Pockets of Love – a Scottish Witch Hunt Memorial
Welcome to the Pockets of Love Blog!
I’m Tara M Dakini, the artist behind the Witches Stitches: Pockets of Love Project, and in this blog I will be sharing with you:
· Progress updates about the Pockets of Love project
· How and when you can become a Pocket Maker
· Information about the Scottish Witch Hunts
· Posts about my creative practice, and events & workshops that I’m running
I plan to write a post at least once a month so please do follow the blog by… and chat with other folk who’re interested in the project through the comments.
If you’d like to be a Pocket Maker please sign up here to get updates on when you can get involved.


If you don’t know me I’m an artist, writer and dancer and I have a huge love of teaching and creating community projects. I have worked across many creative spheres including hand embroidery, design & illustration, costume & fashion. I used to be a professional bellydancer and performer when I lived another life a world away in Brighton!
A little bit of history about the Pockets of Love project
I’ve been interested in the Witches of Scotland since I saw a Facebook post about the Scottish Witchcraft Map published by the University of Edinburgh, and was surprised to discover that 6 women had been accused of Witchcraft in the village where I live. I immediately thought that it would be amazing to commemorate these women in some way.
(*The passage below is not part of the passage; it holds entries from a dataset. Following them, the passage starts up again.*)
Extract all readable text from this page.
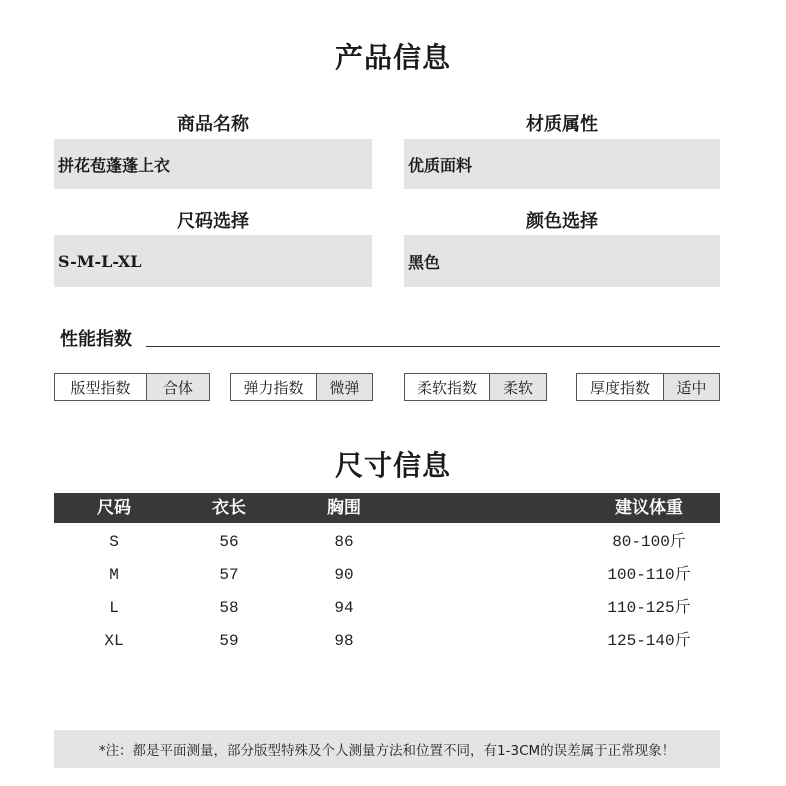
产品信息
商品名称
拼花苞蓬蓬上衣
材质属性
优质面料
尺码选择
S-M-L-XL
颜色选择
黑色
性能指数
版型指数	合体	弹力指数	微弹	柔软指数	柔软	厚度指数	适中
尺寸信息
尺码	衣长	胸围	建议体重
S	56	86	80-100斤
M	57	90	100-110斤
L	58	94	110-125斤
XL	59	98	125-140斤
*注：都是平面测量，部分版型特殊及个人测量方法和位置不同，有1-3CM的误差属于正常现象！
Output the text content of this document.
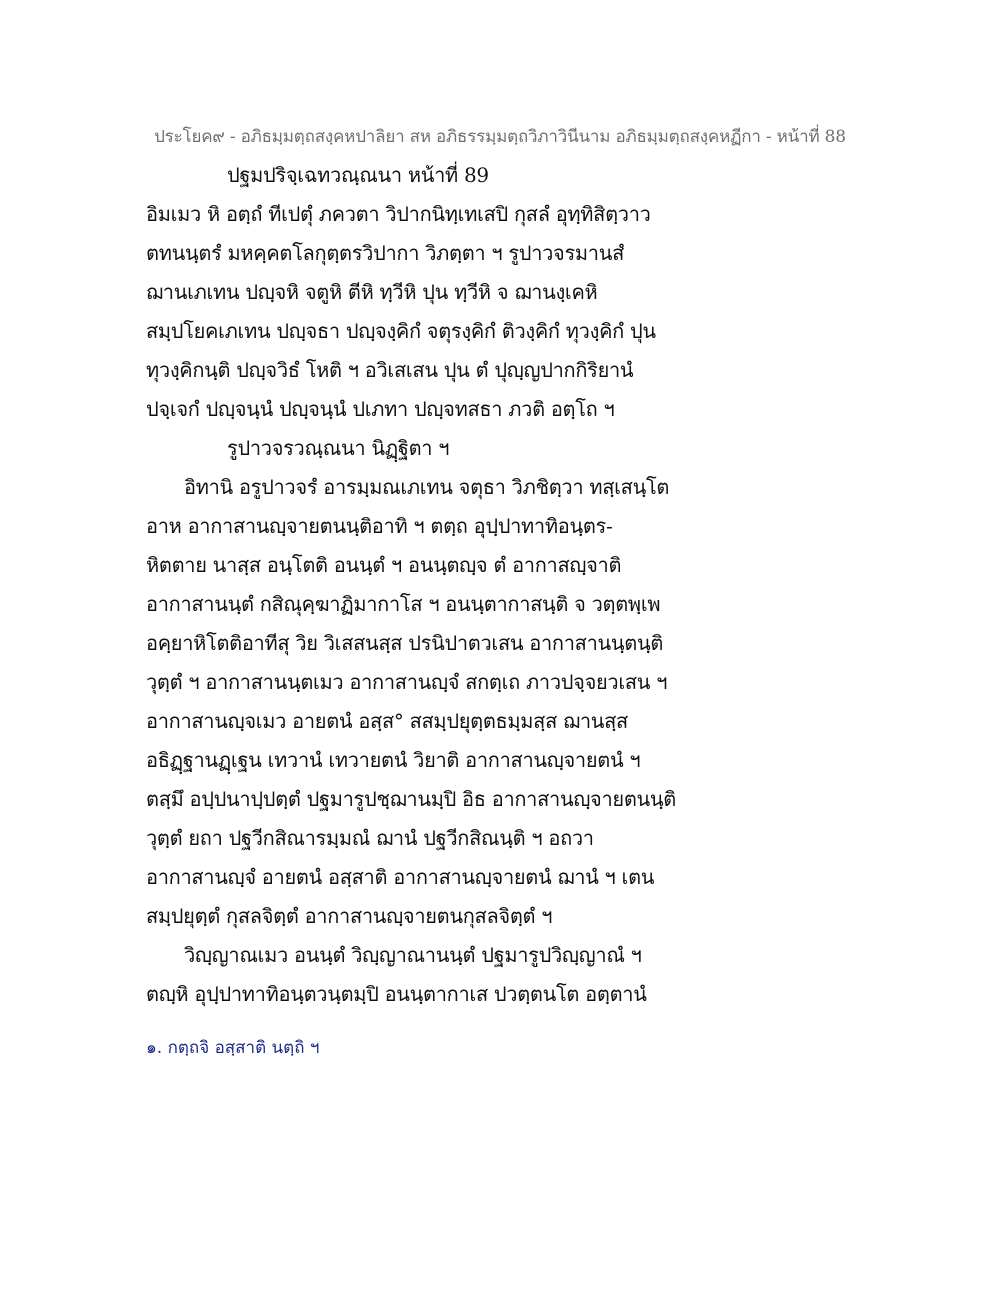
ประโยค๙ - อภิธมฺมตฺถสงฺคหปาลิยา สห อภิธรรมฺมตฺถวิภาวินีนาม อภิธมฺมตฺถสงฺคหฏีกา - หน้าที่ 88
ปฐมปริจฺเฉทวณฺณนา หน้าที่ 89
อิมเมว หิ อตฺถํ ทีเปตุํ ภควตา วิปากนิทฺเทเสปิ กุสลํ อุทฺทิสิตฺวาว
ตทนนฺตรํ มหคฺคตโลกุตฺตรวิปากา วิภตฺตา ฯ รูปาวจรมานสํ
ฌานเภเทน ปญฺจหิ จตูหิ ตีหิ ทฺวีหิ ปุน ทฺวีหิ จ ฌานงฺเคหิ
สมฺปโยคเภเทน ปญฺจธา ปญฺจงฺคิกํ จตุรงฺคิกํ ติวงฺคิกํ ทุวงฺคิกํ ปุน
ทุวงฺคิกนฺติ ปญฺจวิธํ โหติ ฯ อวิเสเสน ปุน ตํ ปุญฺญปากกิริยานํ
ปจฺเจกํ ปญฺจนฺนํ ปญฺจนฺนํ ปเภทา ปญฺจทสธา ภวติ อตฺโถ ฯ
รูปาวจรวณฺณนา นิฏฺฐิตา ฯ
อิทานิ อรูปาวจรํ อารมฺมณเภเทน จตุธา วิภชิตฺวา ทสฺเสนฺโต
อาห อากาสานญฺจายตนนฺติอาทิ ฯ ตตฺถ อุปฺปาทาทิอนฺตร-
หิตตาย นาสฺส อนฺโตติ อนนฺตํ ฯ อนนฺตญฺจ ตํ อากาสญฺจาติ
อากาสานนฺตํ กสิณุคฺฆาฏิมากาโส ฯ อนนฺตากาสนฺติ จ วตฺตพฺเพ
อคฺยาหิโตติอาทีสุ วิย วิเสสนสฺส ปรนิปาตวเสน อากาสานนฺตนฺติ
วุตฺตํ ฯ อากาสานนฺตเมว อากาสานญฺจํ สกตฺเถ ภาวปจฺจยวเสน ฯ
อากาสานญฺจเมว อายตนํ อสฺส° สสมฺปยุตฺตธมฺมสฺส ฌานสฺส
อธิฏฺฐานฏฺเฐน เทวานํ เทวายตนํ วิยาติ อากาสานญฺจายตนํ ฯ
ตสฺมึ อปฺปนาปฺปตฺตํ ปฐมารูปชฺฌานมฺปิ อิธ อากาสานญฺจายตนนฺติ
วุตฺตํ ยถา ปฐวีกสิณารมฺมณํ ฌานํ ปฐวีกสิณนฺติ ฯ อถวา
อากาสานญฺจํ อายตนํ อสฺสาติ อากาสานญฺจายตนํ ฌานํ ฯ เตน
สมฺปยุตฺตํ กุสลจิตฺตํ อากาสานญฺจายตนกุสลจิตฺตํ ฯ
วิญฺญาณเมว อนนฺตํ วิญฺญาณานนฺตํ ปฐมารูปวิญฺญาณํ ฯ
ตญฺหิ อุปฺปาทาทิอนฺตวนฺตมฺปิ อนนฺตากาเส ปวตฺตนโต อตฺตานํ
๑. กตฺถจิ อสฺสาติ นตฺถิ ฯ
I was lucky enough to attend a lecture by the Royal College of nursing entitled “Witches Stories” in November 2021, by Professor Nicola Ring, along with her team at Edinburgh Napier University, who had been researching the accused witches of Scotland that had also been folk healers and midwives. I found this lecture so inspiring that I decided to apply for grants to fund some creative research into the Witches of Scotland. In March 2022, I was lucky enough to be granted a VACMA award for four days of research funded by Ayrshire Councils and Creative Scotland, and I started researching the accused women in the area where I live and the healing herbs that were used by folk healers, charmers and midwives at that time.
Seeking a way to honour their lives
This initial research led me to develop the Pockets of Love project and In 2023 I was awarded a year’s funding from the Creative Scotland Open Fund for Individuals for research and development. My intention is that each woman accused of witchcraft will be honoured with a hand embroidered pocket bearing her name and decorated with wildflowers and native plant designs specific to the location where she died. By recreating a familiar item that the women themselves would have worn, the Pockets of Love Project seeks to honour their lives as well as their deaths, and gives those of us living now the opportunity to actively remember them.

So what happens next?
Over the next two years, I will be launching the Witches Stitches: Pockets of Love project into the public sphere both online and through exhibitions. Initially I will be working with two small groups of volunteers, one in West Kilbride and the other in the Outer Hebrides. I love teaching, and working with these groups will help me prepare the project for a wider launch.
I will use the feedback that I get from these first two groups of Pocket Makers to develop online teaching resources that will support future volunteer Pocket Makers – perhaps you’ll be one of them?